# Predicting Enron Spam Emails using Supervised Learning

## DS-GA 1001: Introduction to Data Science Final Project

### Scripts

## Data Process

Created On: 11/15/2020

Modified On: 12/02/2020

### Description

This script cleans the feature column in the `emails.csv` document. 

### Steps

1. Import the data generated from `data-process.ipynb`

2. Randomly shuffle rows and reset row index to mix hams with spams

3. Text pre-process:
  - remove punctuation
  - remove stop words
  
4. Save as a new csv file.

In [1]:
import pandas as pd
import string
from sklearn.feature_extraction.text import TfidfVectorizer
import nltk
from nltk.corpus import stopwords
from nltk import word_tokenize
nltk.download('stopwords')
nltk.download('punkt')

print("SUCCESS. All modules have been imported.")
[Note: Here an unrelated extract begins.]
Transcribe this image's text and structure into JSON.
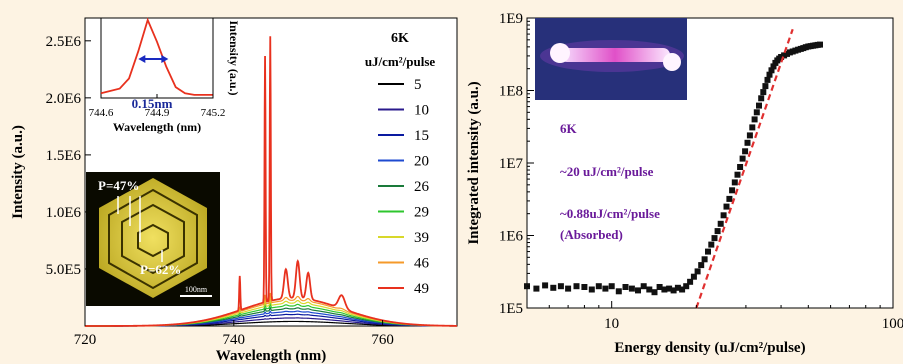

SUCCESS. All modules have been imported.


[nltk_data] Downloading package stopwords to
[nltk_data]     C:\Users\Tong\AppData\Roaming\nltk_data...
[nltk_data]   Package stopwords is already up-to-date!
[nltk_data] Downloading package punkt to
[nltk_data]     C:\Users\Tong\AppData\Roaming\nltk_data...
[nltk_data]   Package punkt is already up-to-date!


In [2]:
df = pd.read_csv("../data/emails.csv")

In [3]:
# Randomly shuffle rows to mix ham emails with spam ones
df = df.sample(frac = 1).reset_index(drop=True)

In [4]:
display(df.shape)
display(df.head(10))
display(df.tail(10))

(829210, 2)

Unnamed: 0,X,y
0,vi @ gra,1
1,to be removed from our database please send a ...,1
2,for processing and remittance of your prize fu...,1
3,"assets or product inventory , whether in trans...",1
4,in this action may be identified through the u...,1
5,in the location box type : ftp : / / energy @ ...,0
6,the,1
7,record :,0
8,we are pleased to announce another addition ( ...,0
9,can you please reconsider your decision to dis...,0


Unnamed: 0,X,y
829200,discount drugs . . . save over 70 %,1
829201,no birds were flying overhead -,1
829202,tel . : + + 49 / 621 / 181 - 1487,0
829203,agave energy co . - met with agave this week t...,0
829204,"these are real , genuine degrees that include ...",1
829205,tel + 971 4,1
829206,free application,1
829207,west of hatway - rating decrease from 2800 to ...,0
829208,filenamee ffbfd fbntohl mzo 8 darueber flip - ...,1
829209,chevron and texaco agree to $ 100 billion merger,0


In [5]:
# Create a stop list
self_define = ['enron','subject','ect','hou','e','http'] # Manual list of words to be removed
stoplist = stopwords.words('english') + list(string.punctuation) + self_define
stoplist = set(stoplist)

In [6]:
def trim_word(text):
    '''Remove unrelated words or symbols in emails
    Param: text: email content as a string
    '''
    text = [word for word in word_tokenize(text) if word.lower() not in stoplist and not word.isdigit() and word.isalpha()]
    return " ".join(text)

In [7]:
df['X'] = df['X'].astype(str)

In [8]:
# Remove punctuation, stop words, and self-defined words in X
df['X'] = df['X'].apply(trim_word)

In [9]:
# Remove rows containing missing values
df = df.dropna()

In [10]:
display(df.shape)
display(df.head(10))
display(df.tail(10))

(829210, 2)

Unnamed: 0,X,y
0,vi gra,1
1,removed database please send fax,1
2,processing remittance prize funds designated bank,1
3,assets product inventory whether transit wareh...,1
4,action may identified use words,1
5,location box type ftp energy ftp fea com,0
6,,1
7,record,0
8,pleased announce another addition transfer por...,0
9,please reconsider decision discontinue technic...,0


Unnamed: 0,X,y
829200,discount drugs save,1
829201,birds flying overhead,1
829202,tel,0
829203,agave energy co met agave week discuss potenti...,0
829204,real genuine degrees include bachelors masters...,1
829205,tel,1
829206,free application,1
829207,west hatway rating decrease reasons remidies a...,0
829208,filenamee ffbfd fbntohl mzo darueber flip mout...,1
829209,chevron texaco agree billion merger,0


In [11]:
# Save as cleand df
df.to_csv('../data/emails_cleaned.csv', index=False)